The coal, oil and gas industries are the primary targets of this Administration. Collectively these industries will receive over $44 billion over the next ten years in tax incentives. President Obama wants to repeal all of them. In addition, he wants to revamp the federal management of oil, gas and coal, which his budget estimates will save $3 billion over 10 years. The President has called these provisions wasteful loopholes and giveaways. Almost $450 billion is at stake - incentives that the fossil fuel industry has enjoyed for years with little opposition - and now the President will be on the attack.

The industry has already mounted an aggressive defense in the media and on Capitol Hill. It will only intensify once congressional hearings commence and the votes are counted.
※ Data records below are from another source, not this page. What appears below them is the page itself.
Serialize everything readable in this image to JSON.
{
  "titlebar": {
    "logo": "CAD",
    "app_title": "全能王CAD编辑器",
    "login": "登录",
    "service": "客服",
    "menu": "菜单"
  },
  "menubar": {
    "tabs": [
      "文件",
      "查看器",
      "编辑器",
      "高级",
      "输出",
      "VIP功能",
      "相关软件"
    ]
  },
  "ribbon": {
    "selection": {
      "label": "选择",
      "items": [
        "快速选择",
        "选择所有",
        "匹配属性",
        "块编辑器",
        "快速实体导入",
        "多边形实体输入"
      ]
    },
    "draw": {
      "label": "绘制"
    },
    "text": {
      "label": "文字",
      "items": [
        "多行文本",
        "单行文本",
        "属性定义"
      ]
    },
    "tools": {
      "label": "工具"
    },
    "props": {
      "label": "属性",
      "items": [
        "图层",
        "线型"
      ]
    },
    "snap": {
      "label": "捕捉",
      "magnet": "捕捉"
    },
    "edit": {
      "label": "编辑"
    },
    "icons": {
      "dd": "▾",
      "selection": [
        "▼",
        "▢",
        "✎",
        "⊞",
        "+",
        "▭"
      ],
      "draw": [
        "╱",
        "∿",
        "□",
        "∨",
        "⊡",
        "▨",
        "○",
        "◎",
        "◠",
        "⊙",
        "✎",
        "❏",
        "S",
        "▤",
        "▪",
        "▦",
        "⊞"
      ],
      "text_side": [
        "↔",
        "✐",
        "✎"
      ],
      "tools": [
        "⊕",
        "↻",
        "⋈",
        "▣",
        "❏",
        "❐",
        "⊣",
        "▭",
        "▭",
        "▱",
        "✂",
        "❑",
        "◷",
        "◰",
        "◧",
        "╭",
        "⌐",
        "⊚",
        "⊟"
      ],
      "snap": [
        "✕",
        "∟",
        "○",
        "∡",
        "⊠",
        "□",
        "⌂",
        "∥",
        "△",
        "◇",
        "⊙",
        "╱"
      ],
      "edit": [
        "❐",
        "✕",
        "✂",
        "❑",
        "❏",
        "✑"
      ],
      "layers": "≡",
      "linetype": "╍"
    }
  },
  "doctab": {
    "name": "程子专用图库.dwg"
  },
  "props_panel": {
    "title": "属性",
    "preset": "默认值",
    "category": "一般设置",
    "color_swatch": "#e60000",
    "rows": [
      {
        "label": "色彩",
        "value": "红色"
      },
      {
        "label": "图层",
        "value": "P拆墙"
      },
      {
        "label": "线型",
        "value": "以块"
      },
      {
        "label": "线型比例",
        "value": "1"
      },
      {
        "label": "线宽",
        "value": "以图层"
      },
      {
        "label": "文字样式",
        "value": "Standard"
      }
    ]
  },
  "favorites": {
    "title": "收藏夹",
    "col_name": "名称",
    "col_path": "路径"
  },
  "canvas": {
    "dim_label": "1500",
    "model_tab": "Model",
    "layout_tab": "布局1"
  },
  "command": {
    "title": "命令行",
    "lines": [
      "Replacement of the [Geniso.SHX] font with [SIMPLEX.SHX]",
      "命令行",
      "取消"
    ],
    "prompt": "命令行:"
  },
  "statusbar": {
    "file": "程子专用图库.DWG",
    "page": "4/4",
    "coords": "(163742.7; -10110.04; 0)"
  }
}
The winner in the President's budget is the renewable industry. Renewable energy production is almost totally dependent on the generous tax incentives in the Tax Code. The Production Tax Credit (PTC) is essential for new development. The starts and stops of the PTC benefits have had an enormous impact on the industry. With the PTC, development surges; without it, the industry is brought to a standstill. The President has proposed making the PTC permanent. His budget has also called for making the tax credit refundable, which greatly assists new companies without a large tax liability.

Several environmental provisions in the budget address climate change. They have been a part of the President's long-term objectives since his first term in office. He calls for a clean energy standard, a doubling of fuel efficiency by 2030, and dramatically cutting greenhouse gas emissions by 2030. He proposes establishing a new Energy Security Trust Fund that would invest $2 billion over 10 years in cleaner energy sources. It will be funded by federal oil and natural gas production profits.

This spring the battle over the country's energy and environmental policy will begin in earnest on Capitol Hill. The stakes could not be higher.